Unterwelt
einen Außenseiter gelandet hat und er nicht zahlen kann.«
»Terra Firma. Jimmy hatte die Wette nicht bei anderen Buchmachern untergebracht, die mit solchen Summen umgehen konnten. Vielleicht kam die Wette spät rein, und er hatte keine Zeit, sie woanders anzubieten.«
»Du weißt das, und ich nicht?«
»Sie schirmt dich ab.«
»Ich bin kein verdammtes bißchen beeindruckt. Warum nur?«
»Es gab keine dramatische Szene mit Männern, die ihn in ein Auto gestoßen haben und losgebraust sind. Er hatte Schulden, die er nicht bezahlen konnte. Er war ein kleiner Fisch. Er bezahlte einem Knopfmacher zehn Dollar die Woche, der ihm mit der Abrechnung half. Bei ihm ging es nicht um große Summen.«
»Hör zu. Ist das etwa keine Einladung zur Gewalt? Du schuldest einem Geld und kannst es nicht bezahlen? In dem Umfeld?«
»Was für ein Umfeld? Du hast sie doch gehört. Sie brauchten keine Gesetzesdiener.«
»Nö, sie hatten ja die Cops. Aber nicht für so ein Problem.«
»Er war weg, bevor noch ein Problem daraus werden konnte. Er hatte seit Jahren einen Fuß draußen. Du hast doch gehört, was sie gesagt hat. Er hatte sie schon mal verlassen. Er suchte nach einer Entschuldigung, um das zu einem Dauerzustand zu machen.«
»Du weißt das alles. Und ich nicht. Und trotzdem bin ich bemerkenswert unbeeindruckt. Hilf mir mal. Erklär mir das.«
Matt drehte den Hahn zu und schaute seinen Bruder an, der vornübergebeugt am Tisch saß.

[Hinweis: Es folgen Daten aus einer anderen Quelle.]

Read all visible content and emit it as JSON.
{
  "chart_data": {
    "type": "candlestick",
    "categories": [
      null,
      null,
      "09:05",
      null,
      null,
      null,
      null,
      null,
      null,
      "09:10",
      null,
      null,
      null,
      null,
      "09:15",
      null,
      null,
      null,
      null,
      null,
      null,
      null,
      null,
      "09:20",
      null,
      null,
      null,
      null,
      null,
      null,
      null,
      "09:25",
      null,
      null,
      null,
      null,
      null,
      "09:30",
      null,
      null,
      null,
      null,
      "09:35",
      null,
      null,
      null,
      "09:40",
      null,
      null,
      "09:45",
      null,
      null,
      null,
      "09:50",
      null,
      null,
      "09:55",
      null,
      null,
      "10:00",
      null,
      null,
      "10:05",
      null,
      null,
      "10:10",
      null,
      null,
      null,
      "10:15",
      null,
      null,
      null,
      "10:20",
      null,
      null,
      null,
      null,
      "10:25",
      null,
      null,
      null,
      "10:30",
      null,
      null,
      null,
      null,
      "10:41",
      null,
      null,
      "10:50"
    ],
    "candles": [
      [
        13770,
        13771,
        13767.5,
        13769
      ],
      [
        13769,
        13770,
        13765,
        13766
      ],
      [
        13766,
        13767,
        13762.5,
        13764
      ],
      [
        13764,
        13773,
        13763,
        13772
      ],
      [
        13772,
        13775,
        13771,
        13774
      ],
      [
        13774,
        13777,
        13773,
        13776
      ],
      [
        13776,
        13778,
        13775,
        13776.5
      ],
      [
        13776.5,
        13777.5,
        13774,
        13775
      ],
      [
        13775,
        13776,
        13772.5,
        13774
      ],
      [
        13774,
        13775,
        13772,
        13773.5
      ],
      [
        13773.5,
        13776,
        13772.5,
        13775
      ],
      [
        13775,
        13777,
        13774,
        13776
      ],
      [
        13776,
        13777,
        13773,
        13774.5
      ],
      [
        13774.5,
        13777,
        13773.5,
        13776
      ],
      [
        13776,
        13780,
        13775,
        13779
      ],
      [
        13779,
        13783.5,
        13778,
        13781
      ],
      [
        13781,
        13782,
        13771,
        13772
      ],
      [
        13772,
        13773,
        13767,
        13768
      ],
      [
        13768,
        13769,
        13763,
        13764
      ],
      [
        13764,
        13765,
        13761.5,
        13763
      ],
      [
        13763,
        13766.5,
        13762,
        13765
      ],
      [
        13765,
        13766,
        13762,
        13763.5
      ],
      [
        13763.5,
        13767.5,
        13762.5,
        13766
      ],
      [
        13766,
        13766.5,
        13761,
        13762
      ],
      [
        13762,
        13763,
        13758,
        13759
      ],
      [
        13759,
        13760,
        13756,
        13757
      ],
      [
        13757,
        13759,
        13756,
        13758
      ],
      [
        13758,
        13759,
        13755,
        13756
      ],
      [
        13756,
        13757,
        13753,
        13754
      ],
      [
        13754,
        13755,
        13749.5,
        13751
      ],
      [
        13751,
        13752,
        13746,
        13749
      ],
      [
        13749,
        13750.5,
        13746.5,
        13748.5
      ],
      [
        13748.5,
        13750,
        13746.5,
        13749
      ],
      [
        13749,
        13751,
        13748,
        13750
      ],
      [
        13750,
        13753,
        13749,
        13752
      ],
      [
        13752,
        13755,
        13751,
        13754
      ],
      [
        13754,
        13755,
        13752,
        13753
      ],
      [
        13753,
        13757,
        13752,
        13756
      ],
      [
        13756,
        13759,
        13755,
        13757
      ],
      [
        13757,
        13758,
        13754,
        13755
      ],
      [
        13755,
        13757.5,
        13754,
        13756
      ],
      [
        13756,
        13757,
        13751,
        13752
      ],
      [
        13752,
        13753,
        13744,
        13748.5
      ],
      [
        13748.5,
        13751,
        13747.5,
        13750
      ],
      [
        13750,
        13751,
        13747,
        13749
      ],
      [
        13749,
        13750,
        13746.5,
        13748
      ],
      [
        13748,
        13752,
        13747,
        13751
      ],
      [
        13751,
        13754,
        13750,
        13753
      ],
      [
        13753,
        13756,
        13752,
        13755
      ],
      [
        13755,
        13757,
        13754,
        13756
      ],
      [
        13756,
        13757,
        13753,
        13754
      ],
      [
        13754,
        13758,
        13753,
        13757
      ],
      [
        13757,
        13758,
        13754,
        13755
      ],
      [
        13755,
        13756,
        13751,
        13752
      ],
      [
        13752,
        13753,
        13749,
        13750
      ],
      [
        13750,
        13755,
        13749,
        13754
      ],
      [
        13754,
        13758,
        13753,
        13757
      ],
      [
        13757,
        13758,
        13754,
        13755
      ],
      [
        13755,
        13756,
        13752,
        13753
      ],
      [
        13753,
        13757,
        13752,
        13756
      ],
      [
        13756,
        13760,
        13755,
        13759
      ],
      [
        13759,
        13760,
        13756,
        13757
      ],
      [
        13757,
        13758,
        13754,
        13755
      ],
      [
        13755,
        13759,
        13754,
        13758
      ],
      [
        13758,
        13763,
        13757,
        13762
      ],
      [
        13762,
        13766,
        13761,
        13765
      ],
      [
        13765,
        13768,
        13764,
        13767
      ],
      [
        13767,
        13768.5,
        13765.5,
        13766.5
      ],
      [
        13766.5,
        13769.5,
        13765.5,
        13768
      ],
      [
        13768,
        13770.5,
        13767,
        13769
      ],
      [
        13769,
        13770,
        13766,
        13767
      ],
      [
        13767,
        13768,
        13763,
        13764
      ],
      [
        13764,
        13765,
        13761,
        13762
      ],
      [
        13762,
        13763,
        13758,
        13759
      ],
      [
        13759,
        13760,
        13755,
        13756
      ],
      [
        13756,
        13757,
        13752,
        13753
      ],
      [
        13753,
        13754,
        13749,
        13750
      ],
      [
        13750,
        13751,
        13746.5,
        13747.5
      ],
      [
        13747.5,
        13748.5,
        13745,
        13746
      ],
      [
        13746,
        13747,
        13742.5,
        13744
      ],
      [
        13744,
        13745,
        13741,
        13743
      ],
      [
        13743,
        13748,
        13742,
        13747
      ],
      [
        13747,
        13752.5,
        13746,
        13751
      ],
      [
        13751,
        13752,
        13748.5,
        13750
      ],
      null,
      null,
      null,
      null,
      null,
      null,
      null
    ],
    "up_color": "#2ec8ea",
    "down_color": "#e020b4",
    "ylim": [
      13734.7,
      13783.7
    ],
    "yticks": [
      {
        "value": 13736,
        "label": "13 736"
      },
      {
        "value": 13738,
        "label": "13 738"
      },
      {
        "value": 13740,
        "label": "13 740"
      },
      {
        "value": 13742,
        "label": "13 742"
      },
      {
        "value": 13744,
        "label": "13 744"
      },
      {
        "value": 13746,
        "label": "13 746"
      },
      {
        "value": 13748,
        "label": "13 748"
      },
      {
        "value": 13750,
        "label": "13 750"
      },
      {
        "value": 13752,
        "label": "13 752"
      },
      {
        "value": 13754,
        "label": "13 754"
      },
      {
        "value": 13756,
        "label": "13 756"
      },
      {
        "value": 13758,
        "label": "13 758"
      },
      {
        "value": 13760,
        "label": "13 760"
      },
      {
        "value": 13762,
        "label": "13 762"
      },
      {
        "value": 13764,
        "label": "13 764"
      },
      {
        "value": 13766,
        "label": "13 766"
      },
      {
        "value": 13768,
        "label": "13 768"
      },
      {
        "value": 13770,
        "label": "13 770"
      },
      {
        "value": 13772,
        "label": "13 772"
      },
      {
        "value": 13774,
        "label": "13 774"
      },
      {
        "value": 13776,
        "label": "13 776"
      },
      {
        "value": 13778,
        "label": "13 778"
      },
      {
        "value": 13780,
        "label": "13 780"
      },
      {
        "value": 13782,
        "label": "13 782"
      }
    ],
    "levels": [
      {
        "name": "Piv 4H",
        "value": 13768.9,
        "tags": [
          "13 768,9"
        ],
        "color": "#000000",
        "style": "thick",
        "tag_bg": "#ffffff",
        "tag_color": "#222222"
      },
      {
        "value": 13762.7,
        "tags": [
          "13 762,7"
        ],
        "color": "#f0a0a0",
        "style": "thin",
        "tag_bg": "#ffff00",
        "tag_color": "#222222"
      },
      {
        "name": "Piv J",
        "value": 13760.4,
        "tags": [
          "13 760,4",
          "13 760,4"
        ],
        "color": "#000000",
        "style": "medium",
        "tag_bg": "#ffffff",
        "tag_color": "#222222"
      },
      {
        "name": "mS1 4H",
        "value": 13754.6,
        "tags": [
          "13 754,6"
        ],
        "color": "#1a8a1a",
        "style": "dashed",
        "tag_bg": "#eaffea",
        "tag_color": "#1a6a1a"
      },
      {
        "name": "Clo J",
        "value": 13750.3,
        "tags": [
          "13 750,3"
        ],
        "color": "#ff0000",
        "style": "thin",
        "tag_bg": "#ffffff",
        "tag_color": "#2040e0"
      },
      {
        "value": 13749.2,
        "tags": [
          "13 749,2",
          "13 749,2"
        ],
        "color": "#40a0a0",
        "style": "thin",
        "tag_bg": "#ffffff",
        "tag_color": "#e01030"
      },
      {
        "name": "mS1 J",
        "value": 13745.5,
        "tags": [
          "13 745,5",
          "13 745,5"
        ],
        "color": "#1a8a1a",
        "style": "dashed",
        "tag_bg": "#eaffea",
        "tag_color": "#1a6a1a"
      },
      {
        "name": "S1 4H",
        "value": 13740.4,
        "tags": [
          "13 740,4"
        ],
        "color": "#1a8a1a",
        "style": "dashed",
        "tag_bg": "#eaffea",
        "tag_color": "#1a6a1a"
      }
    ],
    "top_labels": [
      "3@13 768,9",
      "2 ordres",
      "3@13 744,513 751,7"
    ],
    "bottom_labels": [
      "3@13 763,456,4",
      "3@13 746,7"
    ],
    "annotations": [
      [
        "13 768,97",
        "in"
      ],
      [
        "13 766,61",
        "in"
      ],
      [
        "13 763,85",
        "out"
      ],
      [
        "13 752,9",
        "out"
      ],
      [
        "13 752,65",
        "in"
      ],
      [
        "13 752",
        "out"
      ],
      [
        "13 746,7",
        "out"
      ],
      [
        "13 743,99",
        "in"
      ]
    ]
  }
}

»Er beging das unsagbare italienische Verbrechen. Er ließ seine Familie sitzen. Dafür haben sie nicht mal ein Wort.«
»Er hat uns nicht sitzenlassen. Sie sind gekommen und haben ihn abgeholt.«
»Glaub's ruhig weiter«, sagte Matt.
Er drehte den Hahn wieder auf, schäumte die Teller ein und spülte sie ab. Das Auto kam zurück, die Donnerkiste in Autogröße, und verursachte da draußen einen Knattersturm. Nick beugte sich schwer über den Tisch, inzwischen mit trägen Augen, gesenkten Brauen, den Mund nur einen Spaltbreit offen und zu einem leblosen Grinsen verzogen. Er erinnerte an jemanden, der schon vor Stunden angefangen hat zu trinken und fest entschlossen ist, den Punkt ganz besonderer Selbstaufgabe zu erreichen.
Kein Wort. Matt spülte einen Teller und trocknete ihn ab, dann versuchte er den Platz im Schrank zu finden, wo er hingehörte. Endlich fuhr das Auto weg. Dann stand Nick auf. Er nahm die verbleibenden Gegenstände vom Tisch und trug sie in den Küchenbereich. Er ging nicht, er bewegte sich. Eine schwerfällige Bewegung, matt und schmollend.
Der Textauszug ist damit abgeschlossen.